Por: Cartas de los lectores

El país del nunca jamás

El país del nunca jamás

Me pregunto si en Colombia —el país del nunca jamás— se atreverá el Congreso a refrendar un acuerdo de paz al que el pueblo en plebiscito le dijo no.

Aunque el mecanismo para la refrendación fue uno de los temas centrales del proceso, las Farc lo rechazaron hasta último momento, pues siempre exigieron que fuera por medio de una asamblea nacional constituyente.

El presidente Santos, en un acto de confianza hacia los ciudadanos, siempre insistió en que lo mejor sería por medio del plebiscito, pero a renglón seguido solicita una reforma constitucional para bajar el umbral de este mecanismo basado en la abstención de los colombianos a la hora de votar.

La dinámica del proceso de paz que comenzó el 18 de octubre de 2012 hoy está en una etapa de incertidumbre, debido a que se volvió una papa caliente para el Gobierno la pronunciación del pueblo. Ante tal perspectiva, anda buscando cómo hacerle el quite y cuál mecanismo aplicar. Lo cierto es que se ve muy fácil, pues tiene una poderosa maquinaria en el Congreso, pero paradójicamente puede suceder que muchos congresistas no se atrevan, ya que es un acuerdo que el pueblo rechazó o, en su defecto, se presente una paz de pupitrazo limpio.

Refrendar el acuerdo por medio del Congreso se debió establecer desde el comienzo, pues, como es sabido, el poder Legislativo nos representa, pero no es plato de segunda mesa para cuando al poder Ejecutivo las cosas se le salen de las manos. Así no funciona una democracia. Puesto de otro modo, ¿que decisión hubiera tomado el doctor Santos si en este momento en el Congreso tuviera mayoría opositora?

Es de esperar, entonces, que a un asunto tan importante para el futuro del país no se le busquen soluciones salomónicas debido a que, como están las cosas hoy, en el Congreso —con mayoría arrolladora— no hay garantías suficientes para debates transparentes.

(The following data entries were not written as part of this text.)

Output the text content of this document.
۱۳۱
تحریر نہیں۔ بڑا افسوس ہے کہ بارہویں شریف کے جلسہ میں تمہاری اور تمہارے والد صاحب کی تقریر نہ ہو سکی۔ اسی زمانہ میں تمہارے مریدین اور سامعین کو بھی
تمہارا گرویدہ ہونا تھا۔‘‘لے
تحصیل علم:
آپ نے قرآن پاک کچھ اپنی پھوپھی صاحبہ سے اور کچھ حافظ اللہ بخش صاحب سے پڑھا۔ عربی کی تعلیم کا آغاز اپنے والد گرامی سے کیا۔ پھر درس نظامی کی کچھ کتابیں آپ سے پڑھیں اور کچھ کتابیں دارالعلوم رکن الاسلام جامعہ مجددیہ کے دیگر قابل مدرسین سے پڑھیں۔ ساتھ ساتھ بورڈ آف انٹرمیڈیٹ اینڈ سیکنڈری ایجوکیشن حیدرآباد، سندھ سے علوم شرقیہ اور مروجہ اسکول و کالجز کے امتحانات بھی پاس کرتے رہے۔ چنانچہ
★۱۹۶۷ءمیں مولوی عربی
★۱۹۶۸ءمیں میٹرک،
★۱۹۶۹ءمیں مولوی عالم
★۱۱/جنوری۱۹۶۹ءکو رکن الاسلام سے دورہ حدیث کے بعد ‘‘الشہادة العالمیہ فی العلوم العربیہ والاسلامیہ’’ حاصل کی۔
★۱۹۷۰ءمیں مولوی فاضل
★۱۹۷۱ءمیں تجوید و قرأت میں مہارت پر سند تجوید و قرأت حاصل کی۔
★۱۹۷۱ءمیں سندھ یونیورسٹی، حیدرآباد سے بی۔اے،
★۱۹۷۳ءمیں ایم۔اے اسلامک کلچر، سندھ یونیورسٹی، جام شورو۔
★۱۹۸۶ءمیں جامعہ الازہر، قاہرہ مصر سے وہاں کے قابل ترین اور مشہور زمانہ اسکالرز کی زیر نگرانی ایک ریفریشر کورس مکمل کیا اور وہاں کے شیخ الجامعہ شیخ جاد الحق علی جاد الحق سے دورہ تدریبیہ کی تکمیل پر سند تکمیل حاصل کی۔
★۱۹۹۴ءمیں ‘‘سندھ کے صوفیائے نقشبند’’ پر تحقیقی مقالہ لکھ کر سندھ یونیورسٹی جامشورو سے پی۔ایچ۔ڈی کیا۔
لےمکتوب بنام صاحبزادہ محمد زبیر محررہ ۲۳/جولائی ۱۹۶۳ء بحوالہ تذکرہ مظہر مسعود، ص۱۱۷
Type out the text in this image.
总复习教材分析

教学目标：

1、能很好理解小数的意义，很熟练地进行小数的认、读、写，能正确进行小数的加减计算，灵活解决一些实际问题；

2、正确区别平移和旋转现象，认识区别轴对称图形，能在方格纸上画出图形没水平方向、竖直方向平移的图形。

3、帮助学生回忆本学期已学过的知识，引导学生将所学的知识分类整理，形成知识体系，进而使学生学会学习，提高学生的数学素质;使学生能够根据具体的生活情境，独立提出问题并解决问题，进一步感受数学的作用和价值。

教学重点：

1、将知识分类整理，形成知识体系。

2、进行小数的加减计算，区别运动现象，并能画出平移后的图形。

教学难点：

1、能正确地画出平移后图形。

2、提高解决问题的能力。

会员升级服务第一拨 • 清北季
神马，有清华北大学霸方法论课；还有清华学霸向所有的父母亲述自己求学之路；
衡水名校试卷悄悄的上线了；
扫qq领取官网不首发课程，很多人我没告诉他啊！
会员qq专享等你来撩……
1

Así las cosas, le podría caer toda el agua sucia al Congreso sabiendo que el presidente tuvo cuatro años para terminar bien su proyecto político: la paz.

Lo recomendable es que se podría pensar en volver a preguntar al pueblo —después de presentarle un nuevo acuerdo— o darnos la pela con una nueva asamblea nacional constituyente. Pero si bien todo apunta a que va a ser el poder Legislativo quien refrende el acuerdo, lo ideal sería que no fuera una paz de pupitrazo limpio o lo hiciera el próximo Congreso.

¿Por qué le teme tanto este Gobierno a una asamblea nacional constituyente?Posdata: No se ve bien que el presidente Santos se vaya para los Estados Unidos a buscar salud cuando el doctor Alejando Gaviria nos dice que tenemos un excelente sistema.

Luis Hernán Tabares Agudelo. Santa Marta.